Commenting on the balance between privacy and the potential advantages a Sovereign Health Fund could unlock, former health minister, Lord Warner, added:

"For the most part the public accepts the use of their data, suitably anonymised and with appropriate consents, for life changing medical research…a Sovereign Health Fund could be established to secure for the NHS a share of commercial profits from medical research using NHS data. This would benefit patients, the NHS and the UK life sciences sector."  

If that is to happen, then government, medical research charities, and the wider health sector need to engage the public in an active discussion about the way that anonymised medical data can benefit the nation.

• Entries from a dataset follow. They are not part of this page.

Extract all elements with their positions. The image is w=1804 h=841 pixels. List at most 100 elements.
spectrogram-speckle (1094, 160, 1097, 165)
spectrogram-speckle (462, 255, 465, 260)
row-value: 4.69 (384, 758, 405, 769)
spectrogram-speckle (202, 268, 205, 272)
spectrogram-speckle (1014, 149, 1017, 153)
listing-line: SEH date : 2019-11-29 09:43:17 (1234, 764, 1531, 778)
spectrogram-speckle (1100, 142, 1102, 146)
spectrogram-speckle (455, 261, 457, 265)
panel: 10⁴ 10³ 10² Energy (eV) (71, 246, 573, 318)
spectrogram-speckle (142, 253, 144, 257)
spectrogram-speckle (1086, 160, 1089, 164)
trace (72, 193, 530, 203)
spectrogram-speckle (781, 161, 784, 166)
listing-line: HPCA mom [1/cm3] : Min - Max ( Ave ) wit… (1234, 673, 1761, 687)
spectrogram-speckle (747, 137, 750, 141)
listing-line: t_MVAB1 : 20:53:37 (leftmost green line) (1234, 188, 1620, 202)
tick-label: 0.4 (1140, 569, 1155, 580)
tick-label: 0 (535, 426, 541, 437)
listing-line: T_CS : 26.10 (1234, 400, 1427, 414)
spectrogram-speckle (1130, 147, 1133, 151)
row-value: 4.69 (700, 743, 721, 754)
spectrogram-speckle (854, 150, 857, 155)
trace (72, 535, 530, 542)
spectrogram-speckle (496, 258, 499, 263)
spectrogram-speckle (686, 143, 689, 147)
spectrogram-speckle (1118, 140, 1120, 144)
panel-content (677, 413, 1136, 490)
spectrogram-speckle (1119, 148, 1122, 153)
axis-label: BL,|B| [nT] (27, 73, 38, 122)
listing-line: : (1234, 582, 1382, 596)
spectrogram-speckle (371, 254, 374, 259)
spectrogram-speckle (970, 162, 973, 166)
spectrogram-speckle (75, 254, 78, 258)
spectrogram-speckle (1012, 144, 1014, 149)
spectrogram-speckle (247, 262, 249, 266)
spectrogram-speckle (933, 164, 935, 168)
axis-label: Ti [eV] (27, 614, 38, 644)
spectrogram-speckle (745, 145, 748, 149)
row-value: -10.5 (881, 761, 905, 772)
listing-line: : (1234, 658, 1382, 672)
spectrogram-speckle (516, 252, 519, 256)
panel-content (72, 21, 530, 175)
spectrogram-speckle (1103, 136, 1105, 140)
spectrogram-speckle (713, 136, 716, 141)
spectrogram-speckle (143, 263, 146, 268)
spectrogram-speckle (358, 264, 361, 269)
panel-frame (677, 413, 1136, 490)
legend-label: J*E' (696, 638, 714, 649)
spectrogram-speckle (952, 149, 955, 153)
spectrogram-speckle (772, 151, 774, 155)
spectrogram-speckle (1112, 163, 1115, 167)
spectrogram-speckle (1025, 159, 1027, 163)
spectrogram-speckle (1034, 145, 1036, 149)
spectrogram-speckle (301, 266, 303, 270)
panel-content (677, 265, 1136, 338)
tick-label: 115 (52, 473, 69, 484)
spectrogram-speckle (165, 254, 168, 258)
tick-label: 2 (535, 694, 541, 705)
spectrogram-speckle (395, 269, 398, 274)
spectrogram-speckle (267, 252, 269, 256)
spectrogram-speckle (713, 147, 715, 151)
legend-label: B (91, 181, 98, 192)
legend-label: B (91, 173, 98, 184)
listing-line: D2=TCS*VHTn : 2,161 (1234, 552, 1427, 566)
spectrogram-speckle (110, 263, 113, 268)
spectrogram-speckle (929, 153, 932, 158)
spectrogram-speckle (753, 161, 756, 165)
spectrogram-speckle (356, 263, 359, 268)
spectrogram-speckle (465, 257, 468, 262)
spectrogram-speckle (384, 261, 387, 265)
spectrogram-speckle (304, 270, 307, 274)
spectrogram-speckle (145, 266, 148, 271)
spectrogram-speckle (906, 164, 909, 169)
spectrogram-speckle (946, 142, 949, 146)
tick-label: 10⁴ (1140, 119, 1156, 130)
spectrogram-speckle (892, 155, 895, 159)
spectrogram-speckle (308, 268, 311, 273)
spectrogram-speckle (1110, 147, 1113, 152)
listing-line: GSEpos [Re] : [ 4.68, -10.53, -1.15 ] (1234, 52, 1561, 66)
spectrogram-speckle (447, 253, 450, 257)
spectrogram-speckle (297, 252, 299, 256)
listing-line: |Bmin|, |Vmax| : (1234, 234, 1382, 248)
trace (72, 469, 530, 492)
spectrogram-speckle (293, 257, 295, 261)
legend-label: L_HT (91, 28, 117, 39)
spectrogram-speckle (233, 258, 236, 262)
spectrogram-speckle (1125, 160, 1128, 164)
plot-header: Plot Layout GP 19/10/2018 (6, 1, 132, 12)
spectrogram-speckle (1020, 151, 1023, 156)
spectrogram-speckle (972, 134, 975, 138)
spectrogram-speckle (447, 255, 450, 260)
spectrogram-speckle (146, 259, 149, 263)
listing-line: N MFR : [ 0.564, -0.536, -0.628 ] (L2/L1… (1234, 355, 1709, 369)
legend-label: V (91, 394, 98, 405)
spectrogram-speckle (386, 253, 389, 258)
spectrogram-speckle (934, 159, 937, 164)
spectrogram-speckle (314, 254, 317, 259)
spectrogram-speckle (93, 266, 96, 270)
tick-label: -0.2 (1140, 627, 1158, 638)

Dr Hakim Yadi OBE, who is the CEO of Closed Loop Medicine, believes that the public could be engaged by channeling the country’s reputation when it comes to blood donations:

“Here in the U.K., we have a phenomenal culture of giving and donating; we donate our blood on scale and organs to those in need. What if we thought of providing our data to the healthcare system and for research innovation as a donation? Blood donation saves many lives on an individual basis, but data donation could save millions. If we were to become a nation of health data donors, imagine the opportunity.

“We could start to capture additional data, including what happens between doctors visits, such as the impact and side-effects of the drugs we take and the changes we make to our lives to improve our health. If we were to capture these data points, we would have a better picture of an individual’s care experience enabling us to provide more integrated and personalised dose optimised therapy.”

Speaking from his experience as the former Health Secretary during the pandemic, Matt Hancock, said:

"It's hard to think of anything more important for the future of healthcare than using data effectively. Modern data allows the discovery of new medicines and the saving of lives like never before. The UK has the best opportunity in the world to make the most of this, thanks to the universal NHS.

“The NHS has made great strides in the last few years, best exemplified by the vaccine effort, where we led the world because of our smart use of data. But too many barriers still hold us back - and it is vital for the health of the nation that we break those barriers down."

Meanwhile, Lord Bethell, who served as Parliamentary Under Secretary of State for Technology, Innovation and Life Sciences at the Department of Health and Social Care during the pandemic, added:

“I know from my own experience as the minister during the pandemic the critical value of data. It was critical for understanding the progress of the disease through society. It powered the research necessary to design vaccines and therapeutics to fight the disease. And we need good data for the vaccine and therapeutic roll-out plans that worked so effectively.

“Given the huge impact of data on these successful surveillance, research and deployment programmes, it is heartbreakingly sad that we are not learning these lessons and using modern use of data to improve the productivity and effectiveness of the NHS. I just cannot see how we are going to put the NHS back onto a firm operational footing if we do not change our attitude to data.”

Molloy is optimistic about the debate, ensuring the voices of industry and patients are heard. “If the British public understands that their anonymised data is being used by national inventors to protect others, then everyone can contribute positively to the future health of our nation.”